1. Hand on heart salaam and adab

Practised in many parts of the Middle East and other Muslim majority countries, the hand on heart salaam is a classic hello greeting that can be used with the opposite sex, to respect their space. Translated into "peace be with you," it is used to communicate goodwill, openness and respect. While the adab involves raising one's right hand towards the forehead and is practised by South Asian Muslims.

2. The Bow 

Practised in Asian and and Japan the polite bow is a considered a very respectful greeting that can be amended depending on level of respect you want to show the other person, the nature of the relationship and the status of the two parties. A nod is used by younger people to indicate acknowledgment the other person, where a deeper bow is used for older people or those with differing social status.  

3. Namaste 

 Combine a hello with the spiritual vibes this South Asian variation on the bow. This palms together greeting accompanied by a slight bow is a Indian traditional greeting that roughly translates to  "the divine in me bows to the divine in you".

4. Air kiss

It's not just LA rich people worried about ruining their make-up who use this method of hello. In South America, and continental Europe the air kiss is often used in greeting with varying customs on how long the air-kissing should last - with some rituals going for three to four rounds. 

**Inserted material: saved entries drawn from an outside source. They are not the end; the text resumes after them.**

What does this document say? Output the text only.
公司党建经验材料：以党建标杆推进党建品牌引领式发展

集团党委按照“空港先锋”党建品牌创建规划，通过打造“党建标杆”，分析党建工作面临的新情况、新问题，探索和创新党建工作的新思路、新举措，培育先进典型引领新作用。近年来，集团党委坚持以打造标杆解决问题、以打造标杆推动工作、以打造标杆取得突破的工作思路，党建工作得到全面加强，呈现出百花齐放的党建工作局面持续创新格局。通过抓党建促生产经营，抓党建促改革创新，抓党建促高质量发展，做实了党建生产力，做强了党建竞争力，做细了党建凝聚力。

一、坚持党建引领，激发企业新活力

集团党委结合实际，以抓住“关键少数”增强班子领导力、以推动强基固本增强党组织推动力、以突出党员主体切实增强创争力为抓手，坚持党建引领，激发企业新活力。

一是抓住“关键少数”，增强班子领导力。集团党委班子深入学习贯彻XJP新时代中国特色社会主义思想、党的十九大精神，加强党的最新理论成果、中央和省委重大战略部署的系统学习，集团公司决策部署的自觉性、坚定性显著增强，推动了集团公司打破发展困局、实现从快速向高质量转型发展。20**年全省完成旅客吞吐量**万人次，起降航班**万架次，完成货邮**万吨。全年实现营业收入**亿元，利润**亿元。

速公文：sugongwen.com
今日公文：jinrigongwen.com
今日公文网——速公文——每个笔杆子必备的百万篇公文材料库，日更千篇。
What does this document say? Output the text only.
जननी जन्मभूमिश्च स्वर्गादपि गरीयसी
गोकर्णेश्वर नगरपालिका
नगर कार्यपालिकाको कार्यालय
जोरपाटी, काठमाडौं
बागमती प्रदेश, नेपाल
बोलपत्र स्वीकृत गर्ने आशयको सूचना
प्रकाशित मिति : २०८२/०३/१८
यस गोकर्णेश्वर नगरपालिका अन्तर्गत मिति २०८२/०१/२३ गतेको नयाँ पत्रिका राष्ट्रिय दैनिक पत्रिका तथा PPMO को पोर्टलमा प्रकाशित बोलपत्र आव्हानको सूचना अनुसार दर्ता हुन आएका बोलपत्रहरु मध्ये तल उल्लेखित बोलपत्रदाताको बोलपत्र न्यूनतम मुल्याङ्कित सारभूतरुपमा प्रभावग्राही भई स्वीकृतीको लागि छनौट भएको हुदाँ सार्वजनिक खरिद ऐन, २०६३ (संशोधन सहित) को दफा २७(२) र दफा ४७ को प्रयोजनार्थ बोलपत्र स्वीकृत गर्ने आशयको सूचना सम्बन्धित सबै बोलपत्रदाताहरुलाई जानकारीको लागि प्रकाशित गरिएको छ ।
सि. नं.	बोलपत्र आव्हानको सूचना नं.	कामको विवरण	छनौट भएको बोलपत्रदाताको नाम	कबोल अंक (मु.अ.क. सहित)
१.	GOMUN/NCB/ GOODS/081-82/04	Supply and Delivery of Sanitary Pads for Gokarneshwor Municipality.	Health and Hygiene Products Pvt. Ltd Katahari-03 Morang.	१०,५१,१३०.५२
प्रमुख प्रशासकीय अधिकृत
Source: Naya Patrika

5. Making a motion to touch the feet

Traditionally used in India to show respect for older people, the motion is often attempted and curtailed half-way through by the receiever of feet-touching, preventing any actual touching. Kind of like a motion offered in generosity but waved off, this greeting is considered an epic mother-in-law pleaser. 

6. Clap your hands

Who doesn't want applause when they are being greeted by friends? Here's a celebratory way of meeting someone that will leave you feeling like a rockstar.  

According to Travel Blog Afar: "In Zimbabwe, the clapping of hands comes after folks shake in a call and answer style—the first person claps once, and the second person twice, in response. Just be careful how you slap those palms together.Men clap with fingers and palms aligned, and women with their hands at an angle. In Northern Mozambique, people also clap, but three times before they say “moni” (hello)."